Тица провела с ним всю ночь в саду. Кирьяк был вне себя от счастья, он снова шутил, смеялся, балагурил, пересказывал мне кучу подробностей их свидания, которые для влюбленных так же важны, как солнце для небес. Одно только вселяло в него тревогу: ему показалось, что кто-то из домашних видел их, выследил. Впрочем, и это не могло омрачить его радости, да и я по мере сил пытался развеять его тревогу.
— Посуди сам, — сказал я ему, — видал бы Жинга, он бы тебя придушил на месте, да и мамаша глаза бы выцарапала. Помстилось тебе! У страха глаза велики!
Но чуяло мое сердце, что другу моему грозит беда. Сердцу доверять нужно. Так оно и вышло. Да разве заставишь влюбленного быть осторожным?
Любовь с оглядкой — что ж за любовь! Влюбленные жизнью жертвуют ради любимых, какая уж тут осторожность! Говорят, любовь делает человека прекрасным, но она же делает его и безрассудным. А мой друг был влюблен, и влюблен до чертиков. Так что на другой же вечер, как только цыгане уснули, поднялся он и пошел на берег.

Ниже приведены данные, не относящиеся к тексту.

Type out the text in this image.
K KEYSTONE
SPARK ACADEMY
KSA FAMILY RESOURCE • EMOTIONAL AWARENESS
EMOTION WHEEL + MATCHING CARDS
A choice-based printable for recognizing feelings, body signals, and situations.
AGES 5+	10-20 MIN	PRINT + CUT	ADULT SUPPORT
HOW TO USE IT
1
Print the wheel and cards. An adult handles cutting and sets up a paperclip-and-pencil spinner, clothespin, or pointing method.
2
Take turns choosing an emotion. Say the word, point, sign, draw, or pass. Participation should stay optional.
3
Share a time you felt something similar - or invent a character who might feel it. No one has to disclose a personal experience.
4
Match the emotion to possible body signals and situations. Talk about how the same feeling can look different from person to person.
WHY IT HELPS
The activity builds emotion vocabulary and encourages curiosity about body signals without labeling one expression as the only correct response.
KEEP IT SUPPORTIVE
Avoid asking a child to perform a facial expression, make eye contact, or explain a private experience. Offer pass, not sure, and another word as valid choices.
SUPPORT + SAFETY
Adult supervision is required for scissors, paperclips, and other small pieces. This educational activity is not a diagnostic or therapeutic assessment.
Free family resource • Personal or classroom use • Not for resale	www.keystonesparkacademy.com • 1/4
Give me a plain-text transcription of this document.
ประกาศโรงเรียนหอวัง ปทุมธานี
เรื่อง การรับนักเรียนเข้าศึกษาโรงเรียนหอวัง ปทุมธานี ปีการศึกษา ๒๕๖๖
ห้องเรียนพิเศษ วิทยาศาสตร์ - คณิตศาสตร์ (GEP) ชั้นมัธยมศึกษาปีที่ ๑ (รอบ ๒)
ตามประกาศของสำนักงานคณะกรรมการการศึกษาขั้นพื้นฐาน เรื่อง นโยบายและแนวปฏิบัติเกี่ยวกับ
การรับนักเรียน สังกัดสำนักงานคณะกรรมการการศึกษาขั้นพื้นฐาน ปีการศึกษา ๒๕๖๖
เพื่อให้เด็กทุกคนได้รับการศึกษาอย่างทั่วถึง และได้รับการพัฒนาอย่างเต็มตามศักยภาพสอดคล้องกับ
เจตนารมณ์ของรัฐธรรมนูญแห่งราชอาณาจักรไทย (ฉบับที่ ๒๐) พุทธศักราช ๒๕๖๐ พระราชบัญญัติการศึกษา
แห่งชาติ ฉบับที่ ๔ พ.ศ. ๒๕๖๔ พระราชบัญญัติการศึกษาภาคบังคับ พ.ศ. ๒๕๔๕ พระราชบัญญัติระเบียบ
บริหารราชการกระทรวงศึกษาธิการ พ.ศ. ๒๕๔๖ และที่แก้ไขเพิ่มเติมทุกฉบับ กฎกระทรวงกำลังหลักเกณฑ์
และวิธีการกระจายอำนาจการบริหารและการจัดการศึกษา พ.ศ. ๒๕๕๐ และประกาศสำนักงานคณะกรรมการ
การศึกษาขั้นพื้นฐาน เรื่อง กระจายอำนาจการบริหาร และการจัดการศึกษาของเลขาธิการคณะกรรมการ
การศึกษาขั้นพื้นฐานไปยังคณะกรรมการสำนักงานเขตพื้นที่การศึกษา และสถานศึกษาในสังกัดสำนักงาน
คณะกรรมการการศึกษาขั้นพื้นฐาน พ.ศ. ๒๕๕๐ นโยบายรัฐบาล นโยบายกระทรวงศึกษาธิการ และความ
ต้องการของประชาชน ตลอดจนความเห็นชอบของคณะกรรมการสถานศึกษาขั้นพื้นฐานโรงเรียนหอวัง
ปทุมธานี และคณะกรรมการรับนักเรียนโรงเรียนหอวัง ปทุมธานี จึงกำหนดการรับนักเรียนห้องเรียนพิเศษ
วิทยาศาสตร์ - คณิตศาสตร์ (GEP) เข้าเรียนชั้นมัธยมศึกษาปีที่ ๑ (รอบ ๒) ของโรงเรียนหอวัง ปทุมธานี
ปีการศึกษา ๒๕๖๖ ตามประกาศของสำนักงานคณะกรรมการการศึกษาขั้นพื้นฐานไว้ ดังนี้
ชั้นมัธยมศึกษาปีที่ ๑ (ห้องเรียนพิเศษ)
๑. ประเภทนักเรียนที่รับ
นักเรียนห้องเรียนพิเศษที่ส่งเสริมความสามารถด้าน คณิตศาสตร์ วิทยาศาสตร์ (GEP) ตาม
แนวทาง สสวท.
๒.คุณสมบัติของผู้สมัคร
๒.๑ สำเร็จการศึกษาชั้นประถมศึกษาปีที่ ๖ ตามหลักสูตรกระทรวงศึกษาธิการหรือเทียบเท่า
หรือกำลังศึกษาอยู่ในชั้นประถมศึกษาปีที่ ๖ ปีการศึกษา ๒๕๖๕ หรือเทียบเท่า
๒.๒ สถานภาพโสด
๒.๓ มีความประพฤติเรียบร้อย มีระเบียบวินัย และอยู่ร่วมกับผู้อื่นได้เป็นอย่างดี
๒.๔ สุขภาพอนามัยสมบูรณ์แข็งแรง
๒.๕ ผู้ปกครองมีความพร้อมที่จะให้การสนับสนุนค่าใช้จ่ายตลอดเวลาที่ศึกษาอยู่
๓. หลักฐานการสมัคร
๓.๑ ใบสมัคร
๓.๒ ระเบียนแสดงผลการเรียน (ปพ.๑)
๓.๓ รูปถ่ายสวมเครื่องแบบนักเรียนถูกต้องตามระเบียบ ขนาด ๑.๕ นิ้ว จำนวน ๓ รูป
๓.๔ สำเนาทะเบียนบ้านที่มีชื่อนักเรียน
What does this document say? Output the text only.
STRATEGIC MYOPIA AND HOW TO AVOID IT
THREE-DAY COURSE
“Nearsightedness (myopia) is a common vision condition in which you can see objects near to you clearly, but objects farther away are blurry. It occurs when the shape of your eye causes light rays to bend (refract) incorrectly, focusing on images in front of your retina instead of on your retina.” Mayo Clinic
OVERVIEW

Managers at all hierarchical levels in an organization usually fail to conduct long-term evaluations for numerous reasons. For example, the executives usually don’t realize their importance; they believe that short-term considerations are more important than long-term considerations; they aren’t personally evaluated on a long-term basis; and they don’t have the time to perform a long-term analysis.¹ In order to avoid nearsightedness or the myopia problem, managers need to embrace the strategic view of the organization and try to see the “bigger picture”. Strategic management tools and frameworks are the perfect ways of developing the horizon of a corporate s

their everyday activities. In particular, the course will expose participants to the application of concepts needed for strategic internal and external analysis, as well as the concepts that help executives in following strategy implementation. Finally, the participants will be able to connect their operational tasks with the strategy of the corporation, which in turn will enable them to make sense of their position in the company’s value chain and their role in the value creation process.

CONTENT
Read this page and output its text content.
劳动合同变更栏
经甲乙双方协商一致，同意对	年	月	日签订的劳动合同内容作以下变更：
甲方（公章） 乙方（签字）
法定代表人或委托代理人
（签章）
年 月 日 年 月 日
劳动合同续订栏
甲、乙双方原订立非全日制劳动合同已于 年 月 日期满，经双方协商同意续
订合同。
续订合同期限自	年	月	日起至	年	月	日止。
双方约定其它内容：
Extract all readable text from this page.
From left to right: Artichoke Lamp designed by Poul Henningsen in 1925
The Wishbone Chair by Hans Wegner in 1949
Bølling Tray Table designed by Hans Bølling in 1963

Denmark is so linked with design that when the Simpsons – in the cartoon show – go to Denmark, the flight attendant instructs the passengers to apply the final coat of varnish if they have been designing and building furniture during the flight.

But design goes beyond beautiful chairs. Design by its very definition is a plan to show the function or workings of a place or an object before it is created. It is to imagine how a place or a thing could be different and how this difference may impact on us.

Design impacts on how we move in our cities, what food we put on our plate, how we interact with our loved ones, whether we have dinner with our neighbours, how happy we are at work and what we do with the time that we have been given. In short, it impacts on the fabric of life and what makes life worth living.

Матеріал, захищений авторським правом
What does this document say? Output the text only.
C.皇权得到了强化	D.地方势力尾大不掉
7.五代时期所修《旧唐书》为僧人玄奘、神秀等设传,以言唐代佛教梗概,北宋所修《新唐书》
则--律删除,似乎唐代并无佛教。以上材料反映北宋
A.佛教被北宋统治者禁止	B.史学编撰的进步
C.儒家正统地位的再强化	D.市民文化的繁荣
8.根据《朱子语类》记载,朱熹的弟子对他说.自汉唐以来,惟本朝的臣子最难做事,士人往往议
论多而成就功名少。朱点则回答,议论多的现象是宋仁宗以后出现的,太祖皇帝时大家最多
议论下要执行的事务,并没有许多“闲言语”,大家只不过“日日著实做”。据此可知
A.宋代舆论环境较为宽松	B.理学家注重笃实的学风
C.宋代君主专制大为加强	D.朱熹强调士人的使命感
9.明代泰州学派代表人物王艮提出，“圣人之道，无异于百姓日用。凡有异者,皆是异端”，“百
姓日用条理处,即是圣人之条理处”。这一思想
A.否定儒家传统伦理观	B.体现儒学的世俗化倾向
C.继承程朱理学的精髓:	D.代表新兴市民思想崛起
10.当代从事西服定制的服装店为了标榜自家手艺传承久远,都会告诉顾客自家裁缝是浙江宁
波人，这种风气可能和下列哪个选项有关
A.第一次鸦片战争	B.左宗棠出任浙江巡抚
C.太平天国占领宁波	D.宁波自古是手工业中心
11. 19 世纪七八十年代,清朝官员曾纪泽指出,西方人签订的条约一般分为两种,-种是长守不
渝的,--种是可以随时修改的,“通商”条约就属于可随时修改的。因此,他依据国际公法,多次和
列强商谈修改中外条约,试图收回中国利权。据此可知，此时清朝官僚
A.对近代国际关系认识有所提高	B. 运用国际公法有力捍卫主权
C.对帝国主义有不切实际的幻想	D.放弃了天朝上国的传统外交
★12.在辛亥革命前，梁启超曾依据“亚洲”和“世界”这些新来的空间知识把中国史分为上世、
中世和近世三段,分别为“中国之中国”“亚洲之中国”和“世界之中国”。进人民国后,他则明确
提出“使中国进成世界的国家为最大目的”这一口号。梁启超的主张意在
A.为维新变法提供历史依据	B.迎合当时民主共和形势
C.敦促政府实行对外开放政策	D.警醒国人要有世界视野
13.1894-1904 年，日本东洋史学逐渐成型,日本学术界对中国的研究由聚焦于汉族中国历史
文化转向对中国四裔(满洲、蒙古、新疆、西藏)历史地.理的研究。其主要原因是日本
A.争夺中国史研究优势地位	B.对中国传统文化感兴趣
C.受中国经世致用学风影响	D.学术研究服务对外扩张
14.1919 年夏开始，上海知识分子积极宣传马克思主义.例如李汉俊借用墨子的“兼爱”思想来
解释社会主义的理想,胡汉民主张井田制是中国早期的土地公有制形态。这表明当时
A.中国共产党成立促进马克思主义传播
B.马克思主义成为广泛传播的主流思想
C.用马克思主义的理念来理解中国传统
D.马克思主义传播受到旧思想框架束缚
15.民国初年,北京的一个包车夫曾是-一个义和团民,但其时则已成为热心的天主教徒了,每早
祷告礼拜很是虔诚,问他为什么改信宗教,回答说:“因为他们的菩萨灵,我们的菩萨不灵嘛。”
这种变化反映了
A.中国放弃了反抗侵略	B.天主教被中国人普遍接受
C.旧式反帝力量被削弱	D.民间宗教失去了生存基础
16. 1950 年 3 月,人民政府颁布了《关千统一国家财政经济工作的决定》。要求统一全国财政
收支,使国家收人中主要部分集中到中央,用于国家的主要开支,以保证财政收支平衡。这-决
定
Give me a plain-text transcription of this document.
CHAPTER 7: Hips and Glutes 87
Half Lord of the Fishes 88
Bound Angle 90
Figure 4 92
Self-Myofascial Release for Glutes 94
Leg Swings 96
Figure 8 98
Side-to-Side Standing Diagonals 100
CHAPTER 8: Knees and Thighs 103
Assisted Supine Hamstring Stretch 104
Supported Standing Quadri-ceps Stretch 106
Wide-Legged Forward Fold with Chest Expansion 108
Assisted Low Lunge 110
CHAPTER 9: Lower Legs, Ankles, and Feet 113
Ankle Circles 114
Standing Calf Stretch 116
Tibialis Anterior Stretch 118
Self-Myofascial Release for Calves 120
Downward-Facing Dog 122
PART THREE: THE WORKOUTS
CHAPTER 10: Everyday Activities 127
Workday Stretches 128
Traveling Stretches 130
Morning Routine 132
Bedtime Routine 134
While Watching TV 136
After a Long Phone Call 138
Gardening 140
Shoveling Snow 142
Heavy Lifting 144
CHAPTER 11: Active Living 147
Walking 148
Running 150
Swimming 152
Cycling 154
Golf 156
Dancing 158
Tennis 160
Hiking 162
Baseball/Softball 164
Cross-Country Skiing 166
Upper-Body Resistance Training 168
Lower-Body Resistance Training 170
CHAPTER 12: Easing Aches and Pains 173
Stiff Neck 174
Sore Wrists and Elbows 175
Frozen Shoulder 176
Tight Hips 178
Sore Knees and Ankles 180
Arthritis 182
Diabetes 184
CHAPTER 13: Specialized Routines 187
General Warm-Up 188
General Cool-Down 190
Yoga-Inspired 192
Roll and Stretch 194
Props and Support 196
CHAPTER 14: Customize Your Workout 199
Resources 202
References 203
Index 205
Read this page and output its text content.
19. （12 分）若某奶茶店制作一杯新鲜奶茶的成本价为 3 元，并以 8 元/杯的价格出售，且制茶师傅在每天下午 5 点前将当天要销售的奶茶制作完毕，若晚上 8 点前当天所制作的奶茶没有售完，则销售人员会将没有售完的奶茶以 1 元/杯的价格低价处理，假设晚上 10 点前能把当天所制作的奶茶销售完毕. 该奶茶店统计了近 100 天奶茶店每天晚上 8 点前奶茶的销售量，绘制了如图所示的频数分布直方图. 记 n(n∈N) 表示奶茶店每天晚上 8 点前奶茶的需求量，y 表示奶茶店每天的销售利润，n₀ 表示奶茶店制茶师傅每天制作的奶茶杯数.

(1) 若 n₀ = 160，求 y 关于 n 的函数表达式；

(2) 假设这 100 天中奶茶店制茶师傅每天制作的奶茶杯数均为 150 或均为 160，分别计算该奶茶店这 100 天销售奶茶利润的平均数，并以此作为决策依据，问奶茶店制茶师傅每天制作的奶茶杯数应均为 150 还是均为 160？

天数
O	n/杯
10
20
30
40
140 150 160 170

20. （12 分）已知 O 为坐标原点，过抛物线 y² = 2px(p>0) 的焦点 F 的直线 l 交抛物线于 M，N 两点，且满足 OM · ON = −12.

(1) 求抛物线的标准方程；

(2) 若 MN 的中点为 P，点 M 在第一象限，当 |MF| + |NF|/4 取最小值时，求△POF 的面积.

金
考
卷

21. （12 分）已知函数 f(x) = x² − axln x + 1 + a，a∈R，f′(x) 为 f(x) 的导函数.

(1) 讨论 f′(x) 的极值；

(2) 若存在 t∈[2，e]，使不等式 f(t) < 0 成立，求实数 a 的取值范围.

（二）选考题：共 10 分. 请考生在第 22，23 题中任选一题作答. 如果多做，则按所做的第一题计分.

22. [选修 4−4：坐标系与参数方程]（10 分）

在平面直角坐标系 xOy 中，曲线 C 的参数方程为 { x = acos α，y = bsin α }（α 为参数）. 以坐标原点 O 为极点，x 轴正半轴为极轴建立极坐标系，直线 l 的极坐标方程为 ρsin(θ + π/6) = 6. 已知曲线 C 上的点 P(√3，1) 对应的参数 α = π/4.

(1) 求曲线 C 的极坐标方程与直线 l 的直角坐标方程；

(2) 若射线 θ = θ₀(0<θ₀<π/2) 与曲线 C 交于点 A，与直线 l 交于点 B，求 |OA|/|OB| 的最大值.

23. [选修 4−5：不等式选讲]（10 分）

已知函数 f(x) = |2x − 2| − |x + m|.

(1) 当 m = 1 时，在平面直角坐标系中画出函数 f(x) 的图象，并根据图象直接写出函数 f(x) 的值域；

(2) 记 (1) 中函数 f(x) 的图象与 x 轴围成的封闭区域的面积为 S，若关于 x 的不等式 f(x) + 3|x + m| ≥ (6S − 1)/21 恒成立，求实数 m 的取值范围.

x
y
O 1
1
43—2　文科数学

Я встал и отправился за ним, чтобы удержать его от глупостей. Зачем горячку пороть: выждал бы. Нагнал я Кирьяка уже за полем, у самой реки, возле купы тополей. Кирьяк спустился в ложбинку, там у него оказалась привязанная лошадь. Как он мне объяснил, угнанная из чужого табуна.
— И куда же ты собрался? — спросил я.
— А тебе какая забота? — огрызнулся он. — Проваливай!
Ах так! — взъярился я. — Не пущу тебя! Никуда ты не поедешь! Вот шумну Берекету!
Кирьяк оторопел, потом стал меня с жаром убеждать, почти умолял:
— Пойми ты, мне нужно. Тица ждет. На лошади я мигом доберусь, даже раздеваться не стану. Опасности никакой, только держись крепче за холку — и дуй. Лошадь — она легко переплывает. Лишь бы на голову ей не налегать, чтоб воды не хлебнула. Я и утром так плыл. Ну, пусти меня…
По тропинке, протоптанной цыганами, он вывел лошадь на холм, к тополям, мы глянули на реку и остолбенели: прямо к нам, из Плэтэришти, разрезая волны острым носом, направлялась лодка. Гребец был человеком ловким и опытным, потому что лодка двигалась очень быстро.
— Тица плывет! — воскликнул Кирьяк. — Тица!
Одурев от радости, он прыгнул с высокого обрыва на кромку песка у самой воды.
Я остался стоять в тени тополей.
Лодка приближалась, но плыла она в сторону рисовых полей, будто собиралась свернуть в другой рукав реки.
— Тица! Тица! — как безумный заорал Кирьяк. — Сюда! Сюда!
Лодка слегка подпрыгнула и развернулась, от нее во все стороны разошлись круги, словно кто-то кинул на воду свернутый бухтой канат. В лодке мы увидели не Тицу, а ее отца. Кирьяк шарахнулся и проворно стал взбираться на крутой берег. Жинга присел на корточки, и грянул выстрел.